FICTION FRIDAY: Thimbleful Thursday – Labor of Love

Sooooooo this one is a solid like…100 words over where the TTH prompt wanted me but I GOT CARRIED AWAY I’M SORRY. I’m still really pleased with this, though, and it’s started to give me some ideas for a book I’ve been wanting to write for years now. I’ll let you be the judge of who these characters are.

They didn’t understand. He wasn’t sure they could.

He’d tried, for years now. Showed them every way he could without beating them over the heads with it. He wasn’t just aimlessly wandering; he knew where he was going and what he was trying to accomplish in the end. Was there an easier way to do it? Maybe. He’d never really asked all that much. Sure, he’d had a bit of a breakdown the night before. Begging for some other way, any other way, to do this.

But there was no other way.

All his friends, none of them got it. You’re innocent, right? Why aren’t you appealing this? Take it to the courts or something; you don’t have to be here. It was true, of course. Most of them were here under wrongful charges. But going through appeals processes one at a time…it wouldn’t work. There wasn’t enough time. But one high-profile botched execution… That might turn the tables.

It felt like it was the dead of night, though he really had no idea if that was true. There weren’t any windows in his room. Just the heavy weight of blackness and silence. The weight of his purpose, of the reason he was here. The reason he’d spent three years on death row, the reason he’d been trying so hard to get just a tiny fraction of the truth drilled into the minds of everyone else here. It’s going to be fine, he kept reminding them. It’s supposed to be like this. You’ll be fine without me. I’m doing this for you. Everything’s still all according to plan.

They doubted him. They questioned him. Even when he insisted that eventually, one of them was going to tell the guards…no one believed him. Not until the jailers had shown up last night and dragged him out. Not until he’d urged them not to fight for him, to let him go.

He’d seen Cary creep in, hoping to be unnoticed until Cary sat down next to him. And he’d seen the horror in Cary’s eyes as he was pulled out of the room.

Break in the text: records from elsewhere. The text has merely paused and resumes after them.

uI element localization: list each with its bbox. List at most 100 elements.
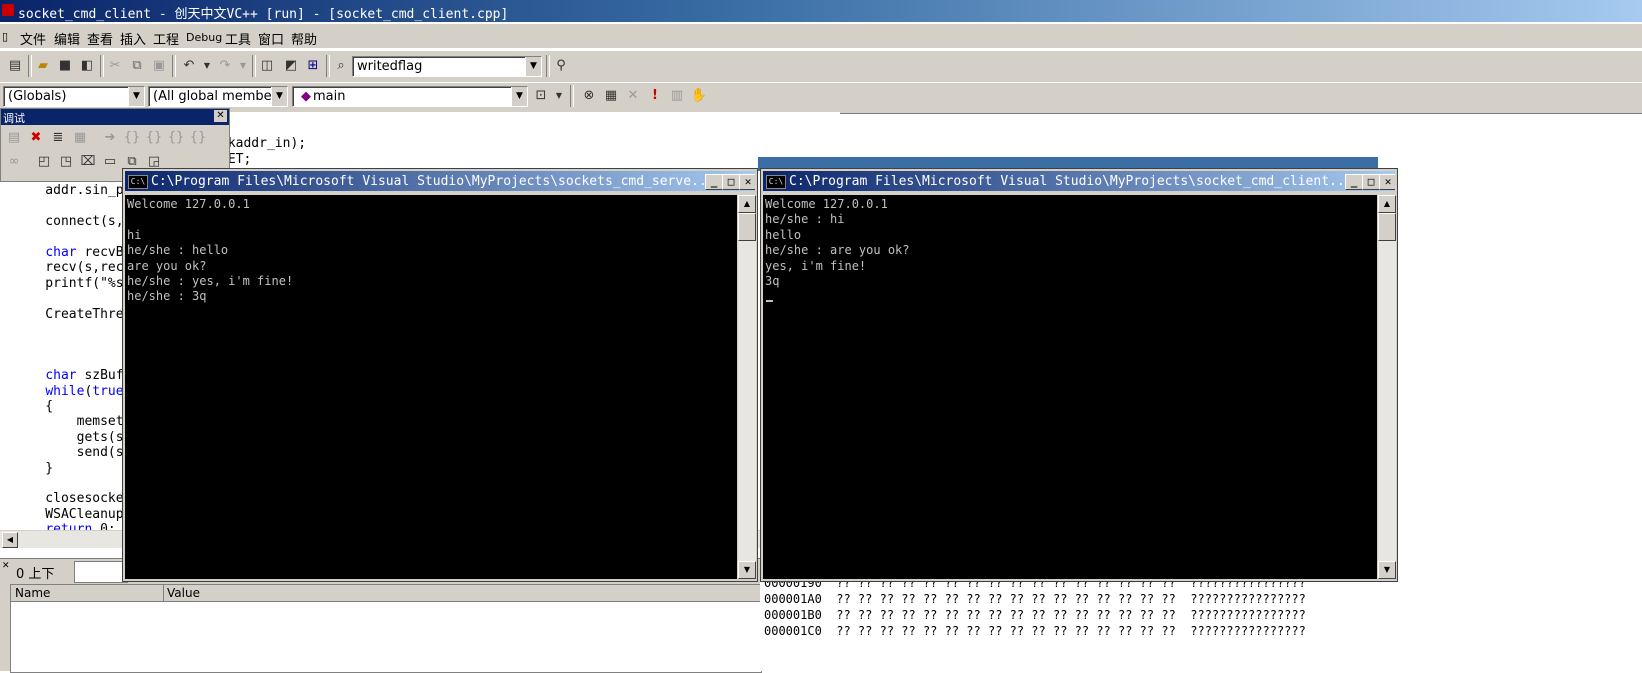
scroll-down-icon[interactable]: ▼ <box>738 561 756 579</box>
client-console-output[interactable]: Welcome 127.0.0.1 he/she : hi hello he/she … <box>763 195 1377 579</box>
menu-project[interactable]: 工程 <box>153 29 179 48</box>
class-combo[interactable]: (Globals) ▼ <box>3 86 145 107</box>
close-icon[interactable]: ✕ <box>739 174 755 190</box>
code-text: memset <box>14 414 124 430</box>
client-console-title: C:\Program Files\Microsoft Visual Studio… <box>789 174 1353 189</box>
quickwatch-icon[interactable]: ∞ <box>5 153 23 171</box>
menu-insert[interactable]: 插入 <box>120 29 146 48</box>
build-icon[interactable]: ▦ <box>602 87 620 105</box>
close-icon[interactable]: ✕ <box>1379 174 1395 190</box>
menu-window[interactable]: 窗口 <box>258 29 284 48</box>
find-in-files-icon[interactable]: ⌕ <box>332 57 350 75</box>
code-text: WSACleanup <box>14 506 124 522</box>
code-line: printf("%s <box>14 276 123 291</box>
console-line: he/she : are you ok? <box>765 243 910 258</box>
cut-icon[interactable]: ✂ <box>106 57 124 75</box>
execute-icon[interactable]: ! <box>646 87 664 105</box>
copy-icon[interactable]: ⧉ <box>128 57 146 75</box>
stop-build-icon[interactable]: ✕ <box>624 87 642 105</box>
menu-tools[interactable]: 工具 <box>225 29 251 48</box>
find-icon[interactable]: ⚲ <box>552 57 570 75</box>
chevron-down-icon[interactable]: ▼ <box>525 57 541 76</box>
scroll-down-icon[interactable]: ▼ <box>1378 561 1396 579</box>
server-console-output[interactable]: Welcome 127.0.0.1 hi he/she : hello are you… <box>125 195 737 579</box>
context-input[interactable] <box>74 561 128 583</box>
panel-close-icon[interactable]: ✕ <box>2 561 10 571</box>
break-icon[interactable]: ≣ <box>49 129 67 147</box>
code-text: gets(s <box>14 429 124 445</box>
open-folder-icon[interactable]: ▰ <box>34 57 52 75</box>
redo-icon[interactable]: ↷ <box>216 57 234 75</box>
insert-breakpoint-icon[interactable]: ✋ <box>690 87 708 105</box>
code-line: while(true <box>14 383 123 399</box>
client-console-window[interactable]: C:\ C:\Program Files\Microsoft Visual St… <box>760 168 1398 582</box>
workspace-icon[interactable]: ◫ <box>258 57 276 75</box>
step-over-icon[interactable]: {} <box>145 129 163 147</box>
menu-debug[interactable]: Debug <box>186 31 222 44</box>
minimize-icon[interactable]: _ <box>1345 174 1363 190</box>
redo-dropdown-icon[interactable]: ▼ <box>234 57 252 75</box>
scroll-up-icon[interactable]: ▲ <box>738 195 756 213</box>
maximize-icon[interactable]: □ <box>1362 174 1380 190</box>
console-line: Welcome 127.0.0.1 <box>765 197 888 211</box>
output-window-icon[interactable]: ◩ <box>282 57 300 75</box>
column-header-name[interactable]: Name <box>15 586 50 600</box>
variables-window-icon[interactable]: ◳ <box>57 153 75 171</box>
app-title-bar[interactable]: socket_cmd_client - 创天中文VC++ [run] - [so… <box>0 0 1642 22</box>
wizard-action-icon[interactable]: ⊡ <box>532 87 550 105</box>
code-keyword: while <box>45 383 85 399</box>
menu-view[interactable]: 查看 <box>87 29 113 48</box>
chevron-down-icon[interactable]: ▼ <box>128 87 144 106</box>
menu-edit[interactable]: 编辑 <box>54 29 80 48</box>
function-combo[interactable]: ◆ main ▼ <box>292 86 528 107</box>
code-line: closesocke <box>14 491 123 506</box>
undo-icon[interactable]: ↶ <box>180 57 198 75</box>
server-console-title-bar[interactable]: C:\ C:\Program Files\Microsoft Visual St… <box>125 171 755 191</box>
scroll-thumb[interactable] <box>1378 213 1396 241</box>
step-out-icon[interactable]: {} <box>167 129 185 147</box>
show-next-statement-icon[interactable]: ➔ <box>101 129 119 147</box>
undo-dropdown-icon[interactable]: ▼ <box>198 57 216 75</box>
server-console-scrollbar[interactable]: ▲ ▼ <box>737 195 756 579</box>
members-combo[interactable]: (All global members ▼ <box>148 86 288 107</box>
console-line: Welcome 127.0.0.1 <box>127 197 250 211</box>
column-header-value[interactable]: Value <box>167 586 200 600</box>
watch-window-icon[interactable]: ◰ <box>35 153 53 171</box>
maximize-icon[interactable]: □ <box>722 174 740 190</box>
menu-file[interactable]: 文件 <box>20 29 46 48</box>
code-text: CreateThre <box>14 306 124 322</box>
registers-window-icon[interactable]: ⌧ <box>79 153 97 171</box>
console-line: hello <box>765 227 802 242</box>
run-to-cursor-icon[interactable]: {} <box>189 129 207 147</box>
apply-code-changes-icon[interactable]: ▦ <box>71 129 89 147</box>
scroll-up-icon[interactable]: ▲ <box>1378 195 1396 213</box>
watch-table[interactable]: Name Value <box>10 584 762 673</box>
scroll-thumb[interactable] <box>738 213 756 241</box>
menu-help[interactable]: 帮助 <box>291 29 317 48</box>
memory-window[interactable]: 00000190 ?? ?? ?? ?? ?? ?? ?? ?? ?? ?? ?… <box>760 576 1380 671</box>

So he wasn’t surprised to hear Cary’s voice on the other side of the door now. “Josh? Shit, man, I…” He could hear the other man fall to his knees outside the door. “It wasn’t supposed to be like this. I thought you’d fight back. I thought…you just needed one more push, man. I knew it was in you, I just thought…”

“It’s okay, Cary.” My voice was even and soft. “You did what you had to. You did what you were supposed to.”

“Then why do I feel like shit?” Cary was fighting so hard to keep his voice steady.

He swallowed. “Because doing the right thing isn’t always easy.”

“How is this the right thing?!” A bang on the door; Cary’s fist pounding the metal. “Out of any of us, I’m the guilty one. I actually did what I was put here for. Maybe the sentence is harsh, I don’t know. But Josh…we all know you didn’t do anything. You got framed, and now because I opened my big mouth for what, thirty bucks? You’re gonna die.”

“I know. It’s fine.”

“It’s not fine! I was supposed to be your friend! You…you trusted me, and I shit all over that.”

He chuckled. “Someone was going to do it, Cary. I’d rather it be a friend than an enemy.”

“Do you even have enemies?” Josh didn’t respond. “Why are you doing this? You’re not getting anything out of it.”

“I don’t need to. I know that you all will, and that’s what matters.” He stood and set his hand against the metal of the door, willing any of his calm to go out to his friend. “Go back to the others, Cary, and know that I forgive you.”

He heard his friend’s choked back reply, and then footsteps walking away.

This evening would come soon enough. And then…then, it would all be finished.